Par métaphore, on pourrait dire que pour se rendre compte des vices
inhérents à tout édifice idéologique, il est nécessaire de parvenir à
découvrir le faux fondement et en même temps de la libérer de son faux
décors. Il s'agit d'un travail de restauration
intégrale qui vise à restituer le monument à son dessein initial.
c) Pour ce qui regarde la fonction de la pensée idéologique, la
contribution de Pareto consiste dans la théorie des dérivations, qui est
un des thèmes les plus importants du
Trattato.
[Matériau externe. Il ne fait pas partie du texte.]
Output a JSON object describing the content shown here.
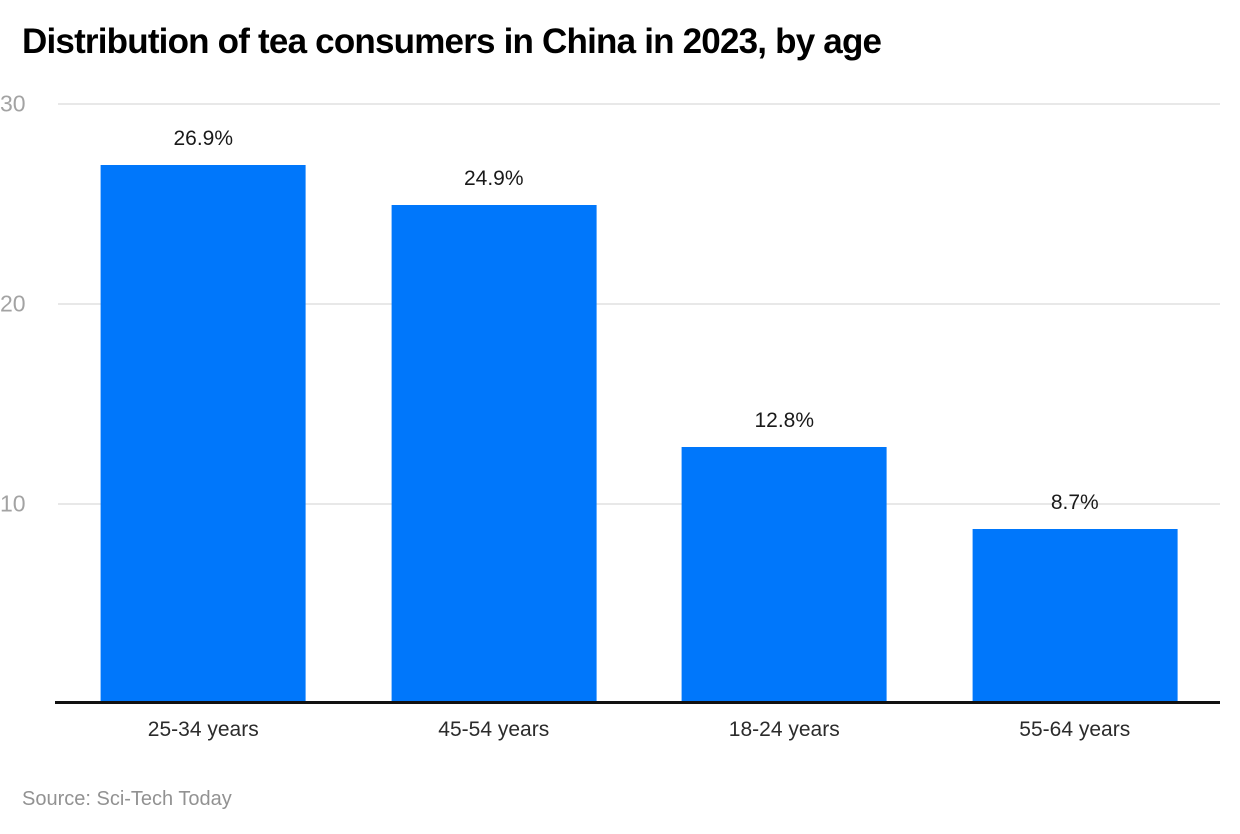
{
  "chart_data": {
    "type": "bar",
    "title": "Distribution of tea consumers in China in 2023, by age",
    "categories": [
      "25-34 years",
      "45-54 years",
      "18-24 years",
      "55-64 years"
    ],
    "values": [
      26.9,
      24.9,
      12.8,
      8.7
    ],
    "value_labels": [
      "26.9%",
      "24.9%",
      "12.8%",
      "8.7%"
    ],
    "xlabel": "",
    "ylabel": "",
    "ylim": [
      0,
      30
    ],
    "yticks": [
      10,
      20,
      30
    ],
    "grid": true,
    "legend": false,
    "bar_color": "#0077fb",
    "gridline_color": "#e8e8e8",
    "axis_line_color": "#111111",
    "tick_label_color": "#a3a3a3"
  },
  "source": {
    "text": "Source: Sci-Tech Today"
  }
}
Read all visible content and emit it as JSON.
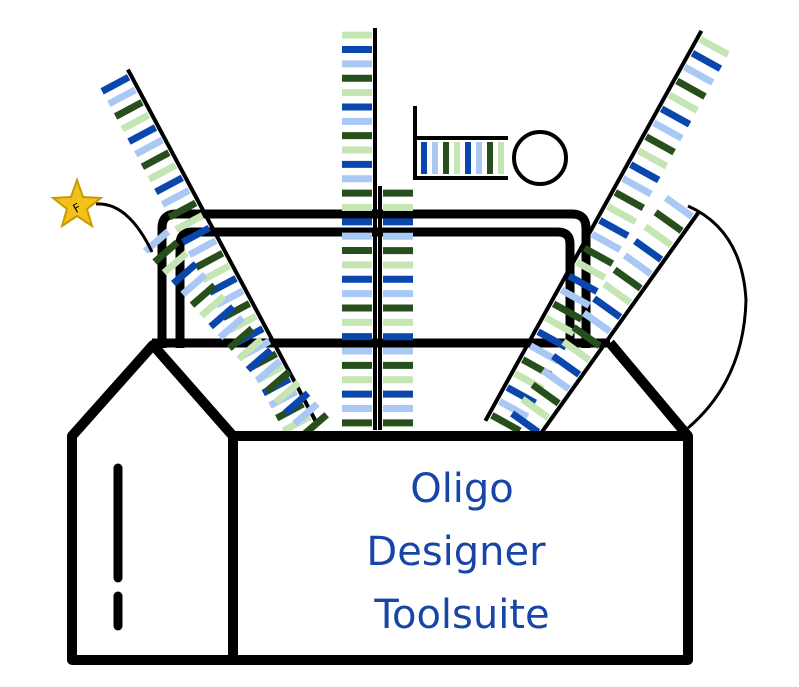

En particulier,
il faut se référer à la distinction que Pareto introduit entre les
différents aspects sous lesquels une théorie peut être étudiée: l'aspect
objectif, l'aspect subjectif et l'aspect de l'utilité sociale. Du
premier point de vue une théorie peut être vraie ou fausse, du second
efficace ou inefficace et du troisième socialement utile ou inutile. Le
problème de la fonction pratique d'une idéologie tombe sous le second
aspect: les procédés utilisés par la pensée idéologique, indépendamment
de la considération de la vérité ou de la fausseté des propositions qui
les accompagnent et de la plus ou moins grande utilité des idées
soutenues, ont l'objectif de persuader, c'est-à-dire d'obtenir que les
autres approuvent un certain ensemble d'affirmations et, l'approuvant,
agissent en conformité. Les chapitres du
Trattato dédiés aux
dérivations contiennent un énorme matériel de documentation dans cette
direction de recherche. Ce qui serait inexplicable si on s'était arrêté
au premier aspect est devenu clair en passant au second: en effet, une
des thèses récurrentes de l'oeuvre de Pareto est que les preuves
logico-expérimentales persuadent en général moins que les raisonnements
pseudo-logiques et pseudo-expérimentaux, en quoi consistent les
dérivations. De là, celui qui d'abord se propose non de rechercher et de
démontrer la vérité, mais de prêcher et faire assumer par les autres
ses propres convictions se servira et ne pourra pas ne pas se servir des
dérivations. Ainsi la
fonction de la pensée idéologique sert à expliquer sa
structure
et non l'inverse. L'analyse des fonctions complète celle des structures
et ensemble elles constituent cette théorie de l'idéologie complexe et
qui ,aujourd'hui encore, n'est pas bien étudiée, qui représente la
contribution donnée par Pareto au thème en discussion.